Our brains are incredibly nimble pieces of machinery, and are actively being rewired and rewritten in response to our experiences. According to David Eagleman, a neuroscientist at Stanford University, the physical impact of this rewiring is so drastic that imaging is capable of distinguishing the motor cortex of a violinist from that of a pianist.
Eagleman is the author of the book Livewired: The Inside Story of the Ever-Changing Brain, and he walks us through how our daily habits — and forces including social feedback, shifting relevance, and curiosity — can reshape our phenomenally flexible and hardy brains.
Unlike zebras or alligators, who are born knowing how to swim or walk (or figure it out within hours of birth), humans arrive in the world uniquely unfinished, according to Eagleman.

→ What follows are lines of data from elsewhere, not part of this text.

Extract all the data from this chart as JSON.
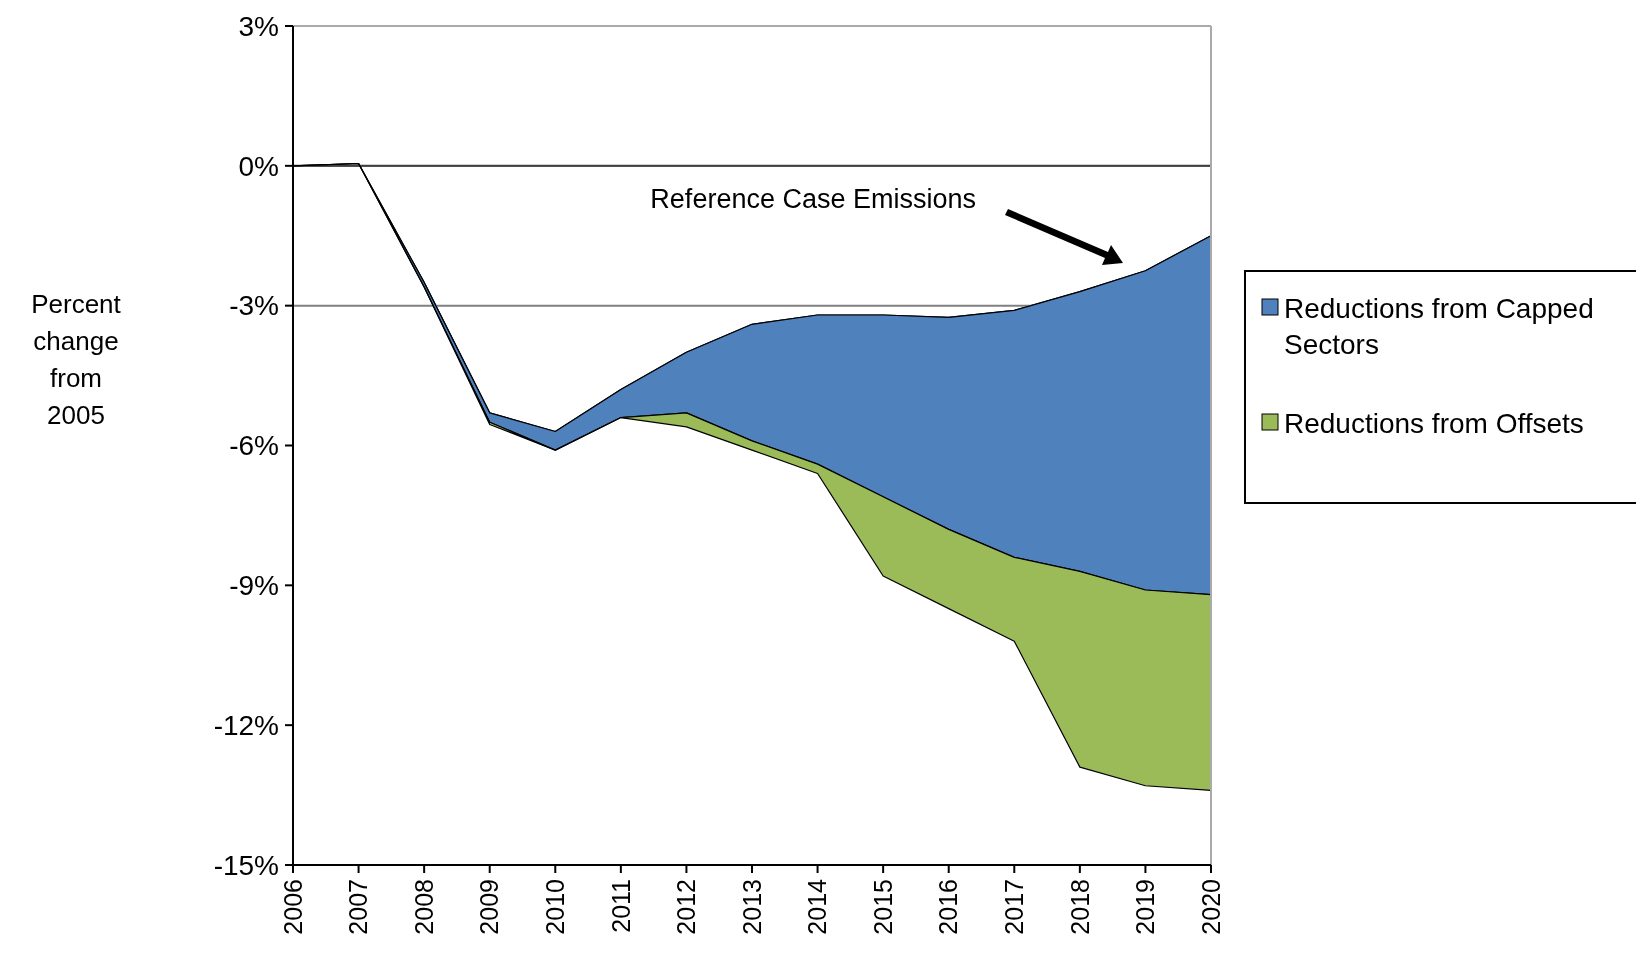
{
  "chart_data": {
    "type": "area",
    "stacked": true,
    "ylabel": "Percent change from 2005",
    "legend": "right",
    "grid": false,
    "x": [
      2006,
      2007,
      2008,
      2009,
      2010,
      2011,
      2012,
      2013,
      2014,
      2015,
      2016,
      2017,
      2018,
      2019,
      2020
    ],
    "xlim": [
      2006,
      2020
    ],
    "xticks": [
      2006,
      2007,
      2008,
      2009,
      2010,
      2011,
      2012,
      2013,
      2014,
      2015,
      2016,
      2017,
      2018,
      2019,
      2020
    ],
    "ylim": [
      -15,
      3
    ],
    "yticks": [
      {
        "value": 3,
        "label": "3%"
      },
      {
        "value": 0,
        "label": "0%"
      },
      {
        "value": -3,
        "label": "-3%"
      },
      {
        "value": -6,
        "label": "-6%"
      },
      {
        "value": -9,
        "label": "-9%"
      },
      {
        "value": -12,
        "label": "-12%"
      },
      {
        "value": -15,
        "label": "-15%"
      }
    ],
    "ref_lines": [
      {
        "axis": "y",
        "value": 0,
        "color": "#404040"
      },
      {
        "axis": "y",
        "value": -3,
        "color": "#808080"
      }
    ],
    "series": [
      {
        "type": "area",
        "color": "#ffffff",
        "values": [
          0,
          0.05,
          -2.5,
          -5.3,
          -5.7,
          -4.8,
          -4.0,
          -3.4,
          -3.2,
          -3.2,
          -3.25,
          -3.1,
          -2.7,
          -2.25,
          -1.5
        ]
      },
      {
        "name": "Reductions from Capped Sectors",
        "color": "#4f81bd",
        "values": [
          0,
          0,
          -0.1,
          -0.2,
          -0.4,
          -0.6,
          -1.3,
          -2.5,
          -3.2,
          -3.9,
          -4.55,
          -5.3,
          -6.0,
          -6.85,
          -7.7
        ]
      },
      {
        "name": "Reductions from Offsets",
        "color": "#9bbb59",
        "values": [
          0,
          0,
          0,
          -0.05,
          0,
          0,
          -0.3,
          -0.2,
          -0.2,
          -1.7,
          -1.7,
          -1.8,
          -4.2,
          -4.2,
          -4.2
        ]
      }
    ],
    "annotations": [
      "Reference Case Emissions"
    ]
  }
}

Rather than coming “pre-programmed,” human babies absorb the culture, language, and movements of the world they observe, allowing them to springboard off the knowledge of those who have come before them.
Eagleman has suggested the term “livewired” to describe the adaptability of the brain — a living system “rewriting its own circuitry every moment of your life.” He prefers this over "brain plasticity," the term conventionally used to capture the brain’s flexibility, because he believes likening the brain’s adaptability to how plastic holds its shape mischaracterizes its dynamism.
The internet’s impact on how children learn encourages Eagleman, who says the brain learns best and is the most flexible when it's curious. Children’s ability to now ask search engines questions, whenever inspiration strikes, has empowered them to receive instantaneous answers “right in the context of their curiosity.”